Restoration of functional defects in peripheral blood mononuclear cells isolated from cancer patients by thiol antioxidants alpha-lipoic acid and N-acetyl cysteine.

The ability of Alpha-Lipoic Acid (ALA) and N-Acetyl Cysteine (NAC), two active antioxidant agents, to correct in vitro the most significant functional defects of peripheral blood mononuclear cells (PBMC) isolated from advanced stage cancer patients was studied. The proliferative response of PBMC isolated from cancer patients to anti-CD3 monoclonal antibody (MAb) and the expression of CD25 (IL-2R) and CD95 (Fas) on unstimulated and anti-CD3 MAb-stimulated PBMC were studied, and the serum levels of proinflammatory cytokines IL-1, IL-6, TNFalpha as markers of pro-cachectic activity in cancer patients, and the serum levels of IL-2 and sIL-2R were assessed.
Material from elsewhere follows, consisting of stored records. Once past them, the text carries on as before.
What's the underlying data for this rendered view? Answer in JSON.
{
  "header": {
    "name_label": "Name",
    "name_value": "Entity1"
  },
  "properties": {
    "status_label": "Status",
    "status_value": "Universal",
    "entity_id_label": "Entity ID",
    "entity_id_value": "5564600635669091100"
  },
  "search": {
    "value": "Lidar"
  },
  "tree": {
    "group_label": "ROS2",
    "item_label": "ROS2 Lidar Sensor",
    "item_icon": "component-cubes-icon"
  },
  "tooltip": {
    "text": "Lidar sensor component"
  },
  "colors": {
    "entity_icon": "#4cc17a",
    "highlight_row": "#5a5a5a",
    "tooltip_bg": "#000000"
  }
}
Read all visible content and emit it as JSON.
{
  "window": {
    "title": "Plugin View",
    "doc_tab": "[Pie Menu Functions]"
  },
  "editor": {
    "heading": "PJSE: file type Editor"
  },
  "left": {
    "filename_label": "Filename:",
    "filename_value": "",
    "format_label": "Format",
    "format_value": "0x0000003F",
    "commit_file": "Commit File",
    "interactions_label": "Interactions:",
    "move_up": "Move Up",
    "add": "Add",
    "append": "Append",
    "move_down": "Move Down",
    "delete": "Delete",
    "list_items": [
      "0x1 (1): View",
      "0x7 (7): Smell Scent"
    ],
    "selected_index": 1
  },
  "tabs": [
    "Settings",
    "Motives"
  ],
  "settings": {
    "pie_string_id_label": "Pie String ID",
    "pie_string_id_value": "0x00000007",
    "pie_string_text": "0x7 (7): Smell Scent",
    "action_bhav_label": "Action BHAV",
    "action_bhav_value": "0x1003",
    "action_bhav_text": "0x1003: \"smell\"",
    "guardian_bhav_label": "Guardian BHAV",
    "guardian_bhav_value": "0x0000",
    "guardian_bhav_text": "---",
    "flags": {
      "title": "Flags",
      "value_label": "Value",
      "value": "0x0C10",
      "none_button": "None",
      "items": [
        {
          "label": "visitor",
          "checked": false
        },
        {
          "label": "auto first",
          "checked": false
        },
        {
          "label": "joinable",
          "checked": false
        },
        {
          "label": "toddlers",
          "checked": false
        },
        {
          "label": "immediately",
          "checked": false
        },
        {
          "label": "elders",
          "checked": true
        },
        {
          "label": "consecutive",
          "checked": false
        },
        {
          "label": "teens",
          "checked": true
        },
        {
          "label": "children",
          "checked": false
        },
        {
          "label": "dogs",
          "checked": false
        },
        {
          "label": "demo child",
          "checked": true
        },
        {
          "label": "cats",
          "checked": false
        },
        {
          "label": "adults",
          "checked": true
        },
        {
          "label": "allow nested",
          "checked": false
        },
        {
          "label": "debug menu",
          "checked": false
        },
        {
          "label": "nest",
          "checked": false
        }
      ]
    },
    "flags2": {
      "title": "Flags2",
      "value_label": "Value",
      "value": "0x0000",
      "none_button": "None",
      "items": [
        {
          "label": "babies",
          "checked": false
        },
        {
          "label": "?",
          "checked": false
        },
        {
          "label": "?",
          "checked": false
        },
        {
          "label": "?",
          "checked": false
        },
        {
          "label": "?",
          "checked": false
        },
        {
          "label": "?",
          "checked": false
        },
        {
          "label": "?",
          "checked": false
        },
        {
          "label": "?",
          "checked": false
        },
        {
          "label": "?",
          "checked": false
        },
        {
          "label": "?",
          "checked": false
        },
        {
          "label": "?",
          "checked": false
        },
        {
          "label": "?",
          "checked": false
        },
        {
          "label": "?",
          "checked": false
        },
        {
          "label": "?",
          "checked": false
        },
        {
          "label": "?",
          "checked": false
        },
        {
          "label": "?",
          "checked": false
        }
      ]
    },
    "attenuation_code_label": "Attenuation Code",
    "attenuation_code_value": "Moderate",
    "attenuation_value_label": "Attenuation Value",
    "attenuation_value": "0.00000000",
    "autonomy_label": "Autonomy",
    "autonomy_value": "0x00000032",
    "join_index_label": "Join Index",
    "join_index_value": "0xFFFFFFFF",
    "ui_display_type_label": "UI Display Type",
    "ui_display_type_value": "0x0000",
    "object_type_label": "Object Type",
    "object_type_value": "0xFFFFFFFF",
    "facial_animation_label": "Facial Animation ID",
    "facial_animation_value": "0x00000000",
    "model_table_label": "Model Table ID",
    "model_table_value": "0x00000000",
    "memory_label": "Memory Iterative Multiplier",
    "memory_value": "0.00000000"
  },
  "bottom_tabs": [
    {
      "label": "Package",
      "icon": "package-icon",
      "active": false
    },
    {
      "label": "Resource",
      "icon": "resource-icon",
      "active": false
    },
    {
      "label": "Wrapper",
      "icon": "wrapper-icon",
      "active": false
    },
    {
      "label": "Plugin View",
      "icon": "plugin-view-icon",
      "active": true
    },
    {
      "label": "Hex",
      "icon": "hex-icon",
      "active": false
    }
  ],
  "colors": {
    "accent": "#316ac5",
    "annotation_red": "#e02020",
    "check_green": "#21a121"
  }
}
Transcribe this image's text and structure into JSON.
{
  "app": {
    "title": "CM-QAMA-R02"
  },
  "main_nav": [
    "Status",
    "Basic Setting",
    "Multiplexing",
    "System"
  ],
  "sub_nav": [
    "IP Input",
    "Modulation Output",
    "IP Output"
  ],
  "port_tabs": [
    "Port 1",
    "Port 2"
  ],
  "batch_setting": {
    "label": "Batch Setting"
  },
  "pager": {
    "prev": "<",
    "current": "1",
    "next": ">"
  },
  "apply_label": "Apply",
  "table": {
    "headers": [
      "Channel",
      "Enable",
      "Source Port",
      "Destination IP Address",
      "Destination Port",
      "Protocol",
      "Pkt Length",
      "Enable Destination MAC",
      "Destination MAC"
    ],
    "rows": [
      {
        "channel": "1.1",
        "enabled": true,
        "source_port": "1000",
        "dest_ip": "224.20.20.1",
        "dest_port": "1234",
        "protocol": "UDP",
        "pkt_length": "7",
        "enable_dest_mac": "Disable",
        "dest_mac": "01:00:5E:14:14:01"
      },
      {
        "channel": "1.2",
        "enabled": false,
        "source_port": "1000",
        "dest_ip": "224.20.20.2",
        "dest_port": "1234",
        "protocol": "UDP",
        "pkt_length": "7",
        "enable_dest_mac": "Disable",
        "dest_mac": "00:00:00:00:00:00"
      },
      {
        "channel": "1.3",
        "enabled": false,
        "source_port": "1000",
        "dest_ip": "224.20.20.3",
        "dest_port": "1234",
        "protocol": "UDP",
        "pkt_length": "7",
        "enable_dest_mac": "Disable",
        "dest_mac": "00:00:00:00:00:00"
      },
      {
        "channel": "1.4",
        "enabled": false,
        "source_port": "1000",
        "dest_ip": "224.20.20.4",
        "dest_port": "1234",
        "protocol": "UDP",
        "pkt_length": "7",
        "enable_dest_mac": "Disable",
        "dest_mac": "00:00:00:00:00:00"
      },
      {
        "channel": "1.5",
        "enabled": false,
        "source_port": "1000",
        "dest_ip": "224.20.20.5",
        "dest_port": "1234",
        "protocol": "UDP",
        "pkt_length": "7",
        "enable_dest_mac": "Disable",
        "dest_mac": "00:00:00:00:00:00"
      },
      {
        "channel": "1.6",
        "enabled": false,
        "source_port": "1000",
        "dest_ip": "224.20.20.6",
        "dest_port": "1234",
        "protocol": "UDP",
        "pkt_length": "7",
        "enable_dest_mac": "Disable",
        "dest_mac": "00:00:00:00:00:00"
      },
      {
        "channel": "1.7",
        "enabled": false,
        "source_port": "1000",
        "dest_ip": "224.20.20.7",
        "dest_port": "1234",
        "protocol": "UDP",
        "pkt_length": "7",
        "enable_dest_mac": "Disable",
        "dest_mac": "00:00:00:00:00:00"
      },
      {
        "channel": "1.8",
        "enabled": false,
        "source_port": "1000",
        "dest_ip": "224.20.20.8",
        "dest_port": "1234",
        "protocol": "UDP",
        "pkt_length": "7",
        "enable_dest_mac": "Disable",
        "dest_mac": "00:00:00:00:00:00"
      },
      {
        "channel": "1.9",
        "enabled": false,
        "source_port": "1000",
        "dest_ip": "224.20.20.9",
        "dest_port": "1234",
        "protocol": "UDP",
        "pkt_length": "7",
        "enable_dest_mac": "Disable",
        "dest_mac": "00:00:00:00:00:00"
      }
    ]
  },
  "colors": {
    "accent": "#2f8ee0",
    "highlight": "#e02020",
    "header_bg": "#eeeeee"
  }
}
Twenty patients (mean age 64.6 years) with cancer of lung, ovary, endometrium, and head and neck, all in advanced (III, IV) stage of disease, were studied. The serum levels of IL-1beta, IL-2, IL-6, TNFalpha, and sIL-2R were significantly higher in cancer patients than in normal subjects. The response of PBMC isolated from cancer patients to anti-CD3 MAb was significantly lower than that of controls. The addition of either ALA 0.001 mM or NAC 0.004 mM in the PBMC cultures stimulated with anti-CD3 MAb significantly increased the response of PBMC isolated from cancer patients and normal subjects. After 24 and 72 hr of culture with anti-CD3 MAb, the expression of CD25 and CD95 on PBMC isolated from cancer patients was significantly lower than that of PBMC isolated from normal subjects. The addition of either ALA or NAC into cultures of PBMC isolated from cancer patients significantly increased the percentage of cells expressing CD25 as well as those expressing CD95. The results of the present study show a favorable effect of antioxidant agents ALA and NAC on several important T-cell functions in vitro in advanced-stage cancer patients.